I actually think this has merit, though not for commercial airliners. I could see it working well for (for example) drones or carriers or something. The advantage would be in just how fast you could slow something down or how much you could speed it up, versus it operating under it’s own power or with a catapult or something.
Who was saying anything even remotely like what you were reading into it?
John, I suggest that whenever you get the urge to rush in and explain how inferior/stupid/wrong someone is (either here or elsewhere), stop for a minute and ask yourself if you’re misunderstanding the situation. Because most of the time, you are.
Wow even got Charlene off the bench to pile on. What happened, gynecologist pull the wrong tooth?
You ladies sure can dish it out yourselves. Not that you actually said anything specific, mind you.
Well that’s an article about air travel. Without heavy subsidiaries that industry wouldn’t survive.
I would have thought, though, that the point of showing us this old article was to amuse us by giving an amusing example of a silly idea from the past. So, yes, it’s supposed to be obvious that “this will never work”, and in fact it’s something that never did work out.

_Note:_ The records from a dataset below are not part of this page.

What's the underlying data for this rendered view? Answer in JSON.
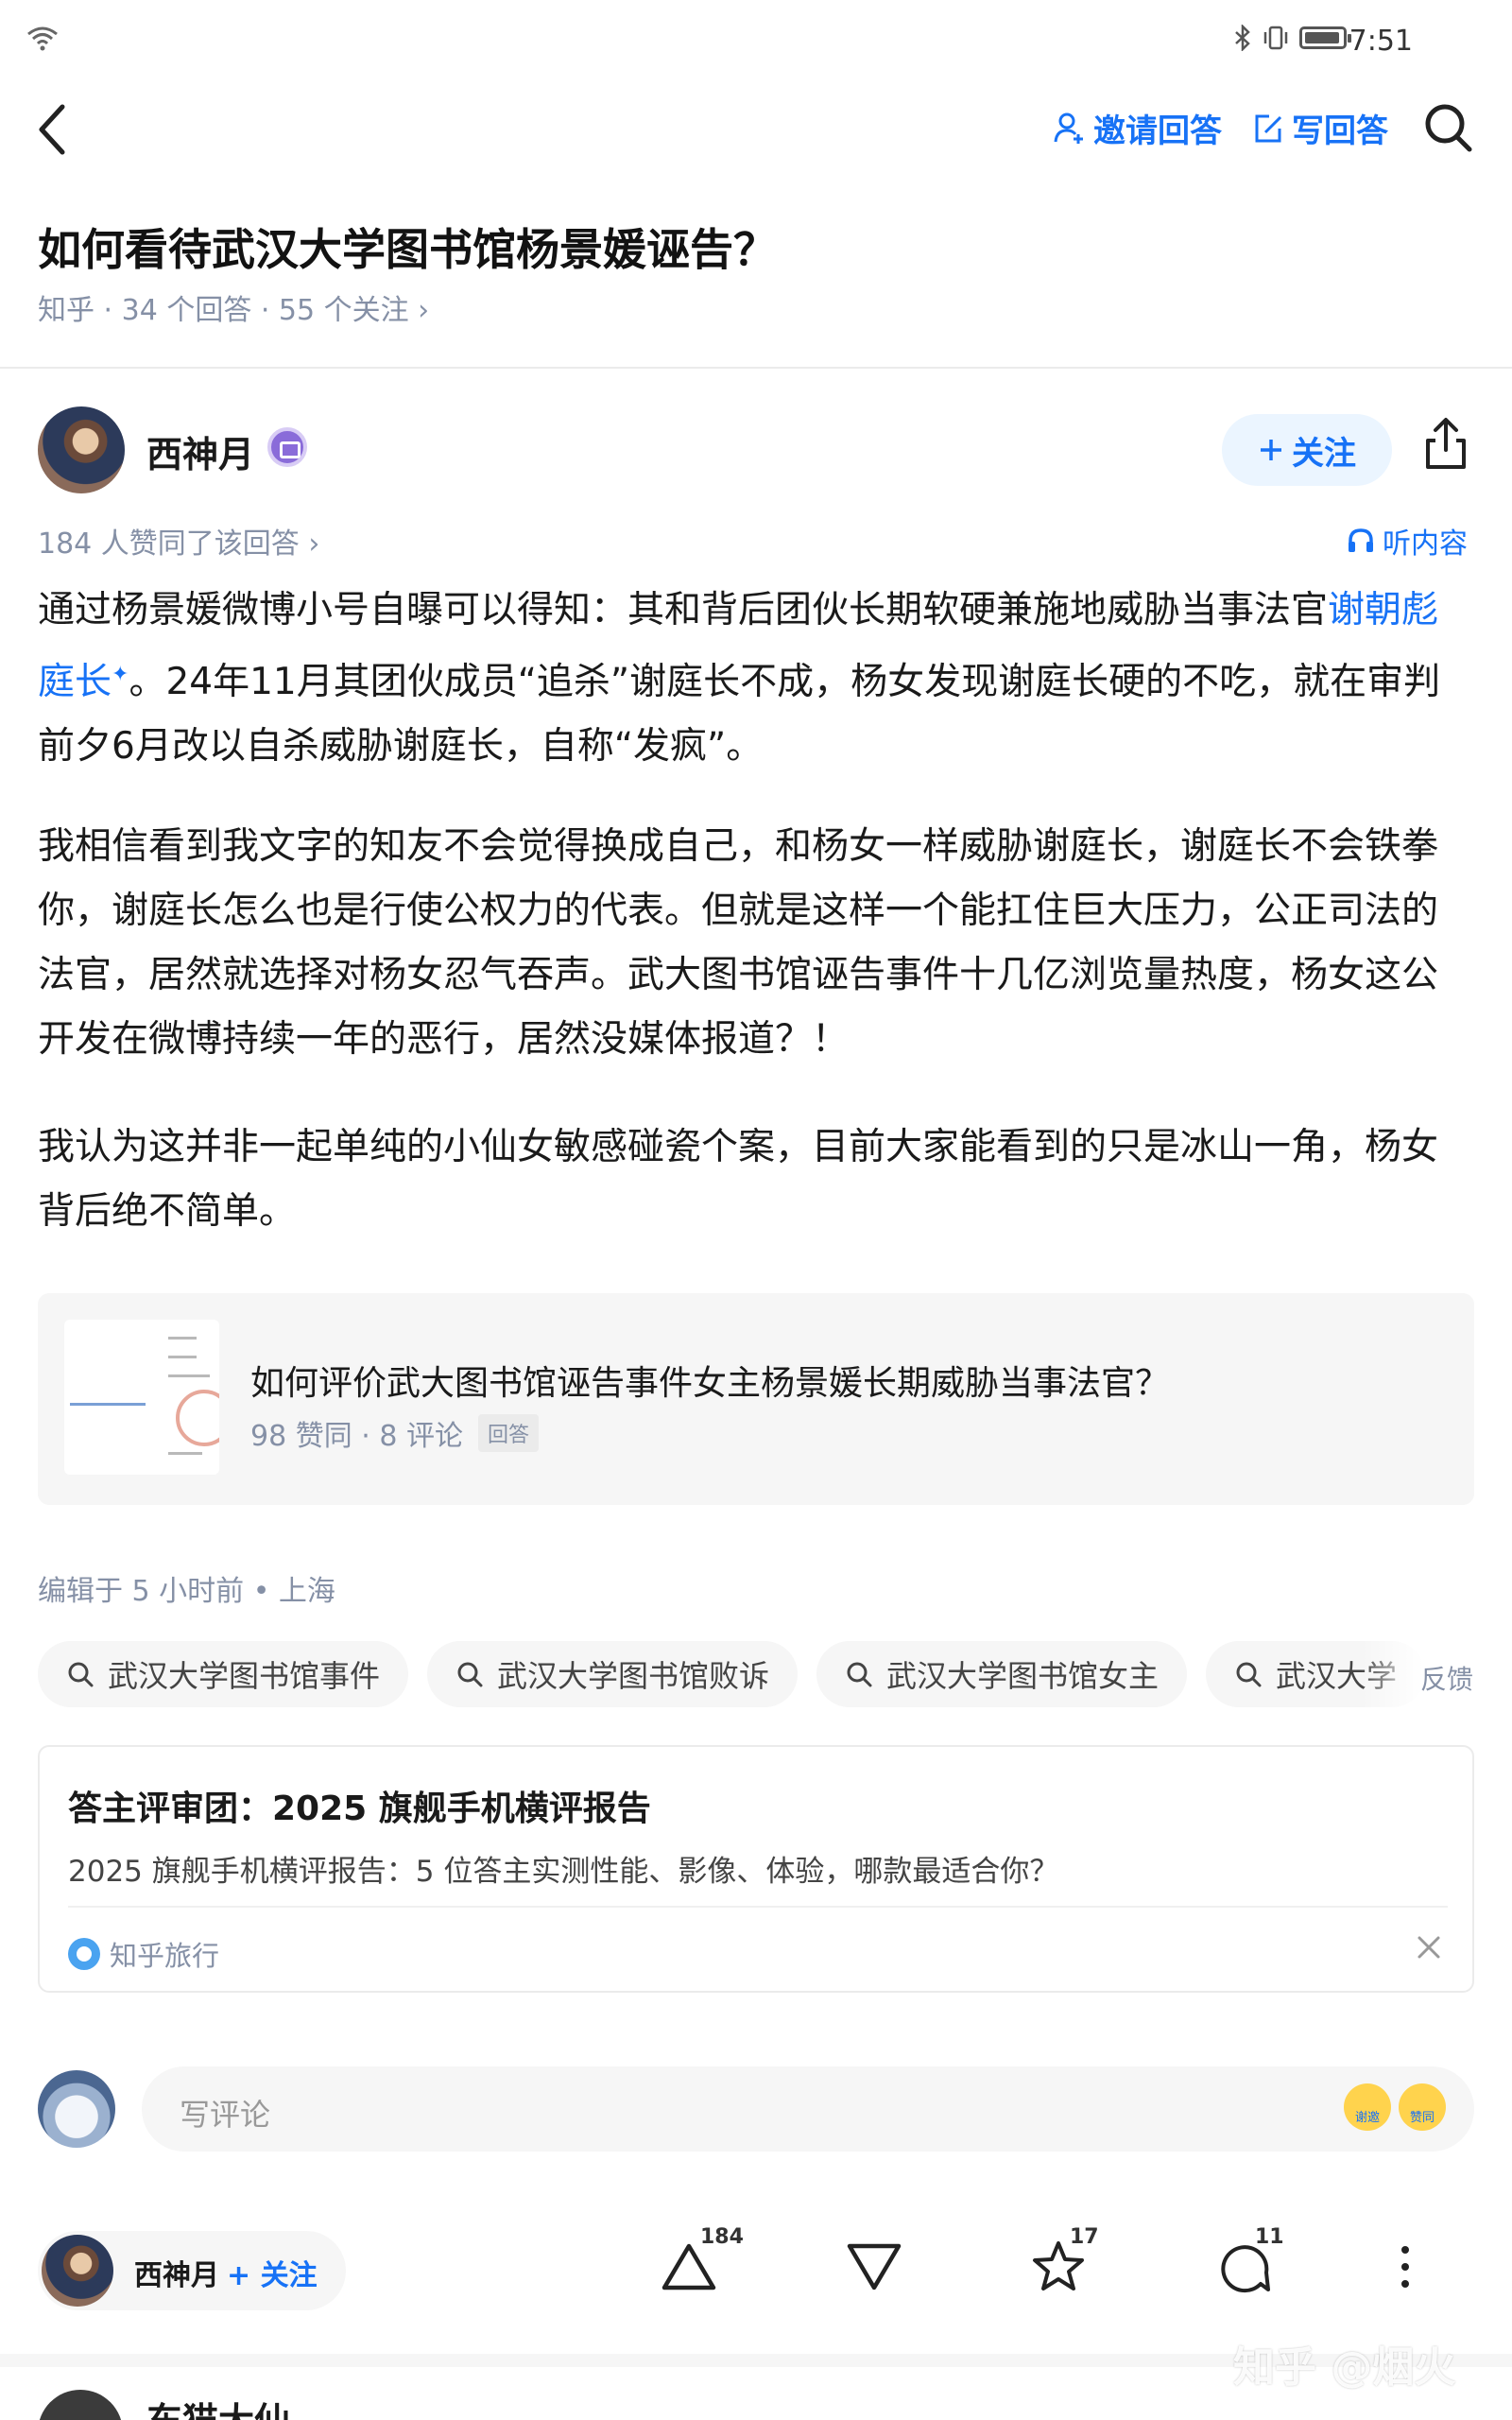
{
  "status_bar": {
    "time": "7:51"
  },
  "top_bar": {
    "invite_label": "邀请回答",
    "write_label": "写回答"
  },
  "question": {
    "title": "如何看待武汉大学图书馆杨景媛诬告？",
    "meta": "知乎 · 34 个回答 · 55 个关注 ›"
  },
  "author": {
    "name": "西神月",
    "follow_label": "关注",
    "likes_line": "184 人赞同了该回答 ›",
    "listen_label": "听内容"
  },
  "answer": {
    "p1_before": "通过杨景媛微博小号自曝可以得知：其和背后团伙长期软硬兼施地威胁当事法官",
    "p1_link": "谢朝彪庭长",
    "p1_after": "。24年11月其团伙成员“追杀”谢庭长不成，杨女发现谢庭长硬的不吃，就在审判前夕6月改以自杀威胁谢庭长，自称“发疯”。",
    "p2": "我相信看到我文字的知友不会觉得换成自己，和杨女一样威胁谢庭长，谢庭长不会铁拳你，谢庭长怎么也是行使公权力的代表。但就是这样一个能扛住巨大压力，公正司法的法官，居然就选择对杨女忍气吞声。武大图书馆诬告事件十几亿浏览量热度，杨女这公开发在微博持续一年的恶行，居然没媒体报道？！",
    "p3": "我认为这并非一起单纯的小仙女敏感碰瓷个案，目前大家能看到的只是冰山一角，杨女背后绝不简单。"
  },
  "linked_card": {
    "title": "如何评价武大图书馆诬告事件女主杨景媛长期威胁当事法官？",
    "meta": "98 赞同 · 8 评论",
    "tag": "回答"
  },
  "edited": "编辑于 5 小时前 • 上海",
  "search_chips": [
    "武汉大学图书馆事件",
    "武汉大学图书馆败诉",
    "武汉大学图书馆女主",
    "武汉大学"
  ],
  "feedback_label": "反馈",
  "promo": {
    "title": "答主评审团：2025 旗舰手机横评报告",
    "desc": "2025 旗舰手机横评报告：5 位答主实测性能、影像、体验，哪款最适合你？",
    "source": "知乎旅行"
  },
  "comment": {
    "placeholder": "写评论",
    "emoji_1": "谢邀",
    "emoji_2": "赞同"
  },
  "bottom_bar": {
    "author_name": "西神月",
    "follow_label": "+ 关注",
    "upvote_count": "184",
    "favorite_count": "17",
    "comment_count": "11"
  },
  "watermark": "知乎 @烟火",
  "next_answer": {
    "author_name": "东猫大仙"
  },
  "colors": {
    "accent": "#1772f6",
    "muted": "#8590a6",
    "chip_bg": "#f6f6f6"
  }
}
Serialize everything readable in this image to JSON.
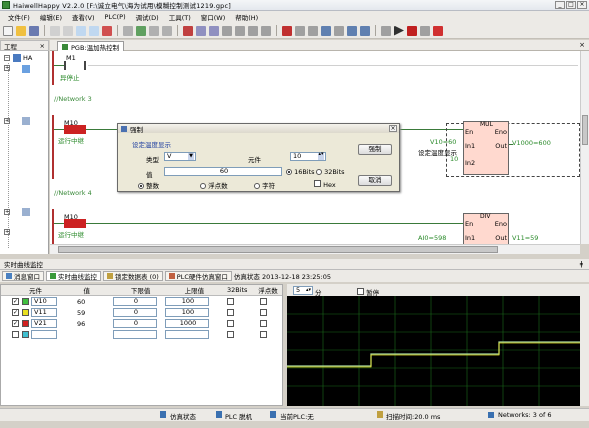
{
  "title": "HaiwellHappy V2.2.0 [F:\\诚立电气\\海为试用\\模糊控制测试1219.gpc]",
  "window_buttons": [
    "_",
    "□",
    "×"
  ],
  "menu": [
    "文件(F)",
    "编辑(E)",
    "查看(V)",
    "PLC(P)",
    "调试(D)",
    "工具(T)",
    "窗口(W)",
    "帮助(H)"
  ],
  "left_panel": {
    "title": "工程",
    "tree_root": "HA"
  },
  "doc_tab": "PGB:温加热控制",
  "ladder": {
    "m1": "M1",
    "stop_label": "异停止",
    "net3": "//Network 3",
    "m10a": "M10",
    "run_a": "运行中继",
    "net4": "//Network 4",
    "m10b": "M10",
    "run_b": "运行中继",
    "mul": {
      "name": "MUL",
      "en": "En",
      "eno": "Eno",
      "in1": "In1",
      "in2": "In2",
      "out": "Out",
      "in1_val": "V10=60",
      "in1_desc": "设定温度显示",
      "in2_val": "10",
      "out_val": "V1000=600"
    },
    "div": {
      "name": "DIV",
      "en": "En",
      "eno": "Eno",
      "in1": "In1",
      "out": "Out",
      "in1_val": "AI0=598",
      "out_val": "V11=59"
    }
  },
  "dialog": {
    "title": "强制",
    "caption": "设定温度显示",
    "type_label": "类型",
    "type_value": "V",
    "elem_label": "元件",
    "elem_value": "10",
    "value_label": "值",
    "value_value": "60",
    "bits16": "16Bits",
    "bits32": "32Bits",
    "int": "整数",
    "float": "浮点数",
    "char": "字符",
    "hex": "Hex",
    "force": "强制",
    "cancel": "取消"
  },
  "trend": {
    "title": "实时曲线监控",
    "tabs": [
      "消息窗口",
      "实时曲线监控",
      "锁定数据表 (0)",
      "PLC硬件仿真窗口",
      "仿真状态 2013-12-18 23:25:05"
    ],
    "columns": [
      "元件",
      "值",
      "下限值",
      "上限值",
      "32Bits",
      "浮点数"
    ],
    "rows": [
      {
        "checked": true,
        "color": "#40c040",
        "name": "V10",
        "value": "60",
        "low": "0",
        "high": "100"
      },
      {
        "checked": true,
        "color": "#e8e020",
        "name": "V11",
        "value": "59",
        "low": "0",
        "high": "100"
      },
      {
        "checked": true,
        "color": "#d02020",
        "name": "V21",
        "value": "96",
        "low": "0",
        "high": "1000"
      },
      {
        "checked": false,
        "color": "#40c0d0",
        "name": "",
        "value": "",
        "low": "",
        "high": ""
      }
    ],
    "interval": "5",
    "interval_unit": "分",
    "pause": "暂停"
  },
  "status": {
    "sim": "仿真状态",
    "plc": "PLC 脱机",
    "current": "当前PLC:无",
    "scan": "扫描时间:20.0 ms",
    "networks": "Networks: 3 of 6"
  }
}
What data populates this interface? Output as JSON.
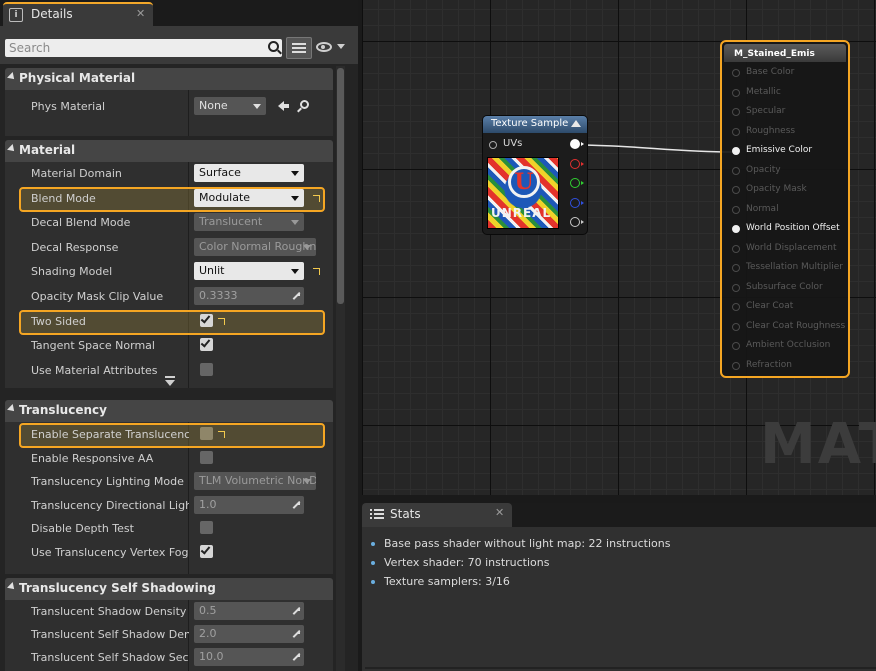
{
  "details": {
    "tab": {
      "title": "Details",
      "icon": "details-icon",
      "close": "✕"
    },
    "search": {
      "placeholder": "Search",
      "icon": "search-icon"
    },
    "toolbar": {
      "view_options_icon": "eye-icon",
      "property_matrix_icon": "grid-icon"
    },
    "categories": [
      {
        "title": "Physical Material",
        "rows": [
          {
            "label": "Phys Material",
            "type": "asset",
            "value": "None"
          }
        ]
      },
      {
        "title": "Material",
        "rows": [
          {
            "label": "Material Domain",
            "type": "dropdown",
            "value": "Surface",
            "highlight": false
          },
          {
            "label": "Blend Mode",
            "type": "dropdown",
            "value": "Modulate",
            "highlight": true,
            "reset": true
          },
          {
            "label": "Decal Blend Mode",
            "type": "dropdown",
            "value": "Translucent",
            "disabled": true
          },
          {
            "label": "Decal Response",
            "type": "dropdown",
            "value": "Color Normal Roughness",
            "disabled": true
          },
          {
            "label": "Shading Model",
            "type": "dropdown",
            "value": "Unlit",
            "reset": true
          },
          {
            "label": "Opacity Mask Clip Value",
            "type": "number",
            "value": "0.3333"
          },
          {
            "label": "Two Sided",
            "type": "checkbox",
            "checked": true,
            "highlight": true,
            "reset": true
          },
          {
            "label": "Tangent Space Normal",
            "type": "checkbox",
            "checked": true
          },
          {
            "label": "Use Material Attributes",
            "type": "checkbox",
            "checked": false
          }
        ]
      },
      {
        "title": "Translucency",
        "rows": [
          {
            "label": "Enable Separate Translucency",
            "type": "checkbox",
            "checked": false,
            "highlight": true,
            "reset": true
          },
          {
            "label": "Enable Responsive AA",
            "type": "checkbox",
            "checked": false
          },
          {
            "label": "Translucency Lighting Mode",
            "type": "dropdown",
            "value": "TLM Volumetric NonDirectional",
            "disabled": true
          },
          {
            "label": "Translucency Directional Lighting Intensity",
            "type": "number",
            "value": "1.0"
          },
          {
            "label": "Disable Depth Test",
            "type": "checkbox",
            "checked": false
          },
          {
            "label": "Use Translucency Vertex Fog",
            "type": "checkbox",
            "checked": true
          }
        ]
      },
      {
        "title": "Translucency Self Shadowing",
        "rows": [
          {
            "label": "Translucent Shadow Density Scale",
            "type": "number",
            "value": "0.5"
          },
          {
            "label": "Translucent Self Shadow Density Scale",
            "type": "number",
            "value": "2.0"
          },
          {
            "label": "Translucent Self Shadow Second Density Scale",
            "type": "number",
            "value": "10.0"
          }
        ]
      }
    ]
  },
  "graph": {
    "watermark": "MATE",
    "texture_node": {
      "title": "Texture Sample",
      "input_label": "UVs",
      "thumbnail_text": "UNREAL",
      "outputs": [
        {
          "color": "#ffffff"
        },
        {
          "color": "#e03030"
        },
        {
          "color": "#30d030"
        },
        {
          "color": "#3050e0"
        },
        {
          "color": "#c8c8c8"
        }
      ]
    },
    "material_node": {
      "title": "M_Stained_Emis",
      "pins": [
        {
          "label": "Base Color",
          "active": false
        },
        {
          "label": "Metallic",
          "active": false
        },
        {
          "label": "Specular",
          "active": false
        },
        {
          "label": "Roughness",
          "active": false
        },
        {
          "label": "Emissive Color",
          "active": true
        },
        {
          "label": "Opacity",
          "active": false
        },
        {
          "label": "Opacity Mask",
          "active": false
        },
        {
          "label": "Normal",
          "active": false
        },
        {
          "label": "World Position Offset",
          "active": true
        },
        {
          "label": "World Displacement",
          "active": false
        },
        {
          "label": "Tessellation Multiplier",
          "active": false
        },
        {
          "label": "Subsurface Color",
          "active": false
        },
        {
          "label": "Clear Coat",
          "active": false
        },
        {
          "label": "Clear Coat Roughness",
          "active": false
        },
        {
          "label": "Ambient Occlusion",
          "active": false
        },
        {
          "label": "Refraction",
          "active": false
        }
      ]
    }
  },
  "stats": {
    "tab": {
      "title": "Stats",
      "icon": "stats-icon",
      "close": "✕"
    },
    "lines": [
      "Base pass shader without light map: 22 instructions",
      "Vertex shader: 70 instructions",
      "Texture samplers: 3/16"
    ]
  },
  "colors": {
    "highlight": "#f5a623",
    "accent_tab": "#f3a82a"
  }
}
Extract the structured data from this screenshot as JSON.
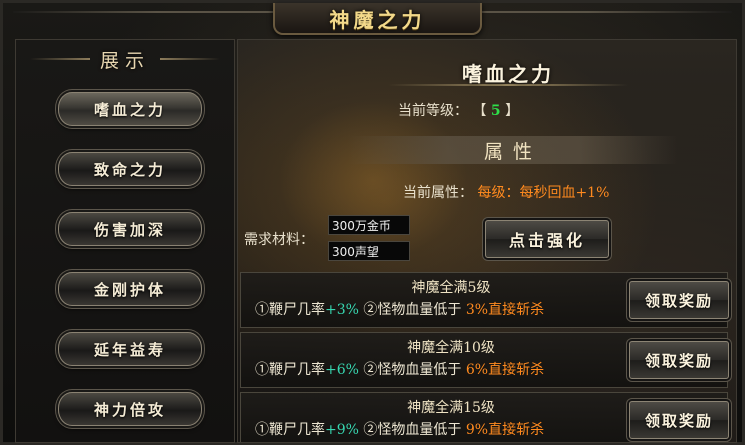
{
  "window": {
    "title": "神魔之力"
  },
  "sidebar": {
    "header": "展示",
    "items": [
      {
        "label": "嗜血之力",
        "active": true
      },
      {
        "label": "致命之力"
      },
      {
        "label": "伤害加深"
      },
      {
        "label": "金刚护体"
      },
      {
        "label": "延年益寿"
      },
      {
        "label": "神力倍攻"
      }
    ]
  },
  "main": {
    "skill_name": "嗜血之力",
    "level_label": "当前等级：",
    "level_open": "【",
    "level_value": "5",
    "level_close": "】",
    "section_title": "属性",
    "attr_label": "当前属性：",
    "attr_value": "每级：每秒回血+1%",
    "material_label": "需求材料：",
    "materials": [
      "300万金币",
      "300声望"
    ],
    "enhance_label": "点击强化"
  },
  "rewards": [
    {
      "title": "神魔全满5级",
      "p1": "①鞭尸几率",
      "v1": "+3%",
      "p2": "②怪物血量低于",
      "v2": "3%直接斩杀",
      "button": "领取奖励"
    },
    {
      "title": "神魔全满10级",
      "p1": "①鞭尸几率",
      "v1": "+6%",
      "p2": "②怪物血量低于",
      "v2": "6%直接斩杀",
      "button": "领取奖励"
    },
    {
      "title": "神魔全满15级",
      "p1": "①鞭尸几率",
      "v1": "+9%",
      "p2": "②怪物血量低于",
      "v2": "9%直接斩杀",
      "button": "领取奖励"
    }
  ],
  "colors": {
    "level_value": "#2ee04a",
    "highlight_orange": "#ff8a1f",
    "highlight_teal": "#37d6b0",
    "title_gold": "#f3d98a"
  }
}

That being said, of course it did have an advantage in principle. Landing gear is complicated and fragile, and so this scheme avoids having landing gear on many planes by having these tires on a few runways.
And landing gear isn’t well adapted to emergency landings anyways; perhaps the issue of having no landing gear for an emergency landing could be addressed by dotting the country with emergency runways of this type.
Or perhaps the idea might be to start putting pontoons on all airplanes instead of landing gear, so that they would make their emergency landings on bodies of water, while normally landing on this kind of landing strip. Thus, the country could be dotted with artificial lakes.
I’ll add a technical point here too:
There’s nothing to prevent the plane from skidding to the side on the wheels. Consider how cargo rolls down those roller-conveyors. Without side rails the boxes would drift off the side of the rollers. So would the planes in this case.
Marge Simpson: You know, Homer, it’s very easy to criticize.
Homer Simpson: Fun, too!
To the one part of the this tread…..Really a lot of us comment on the merits of these plans for the entertainment value of trying to figure out what they[ publishers] were thanking at the time. There must have been something that caused them to thank it was worth publishing. Now to the article itself, I admit this is the most bizarre, least practical plan I’ve seen.
One should know that even today there are magazines like that. For example “Technology Review” where they propagate stupid ideas like machines which take the CO2 from the air and then pump it into underground caves… where it might not come out within the next few years.
Any Weight saved from not having a landing gear would almost certainly be counteracted by the extra stregnthening needed on the underside of the aircraft. Also with no suspension i would imaging it to be a fairly hard langing.
I wonder if for take off having the powered wheels would be of any benefit?
Changing a tyre must be a real pain.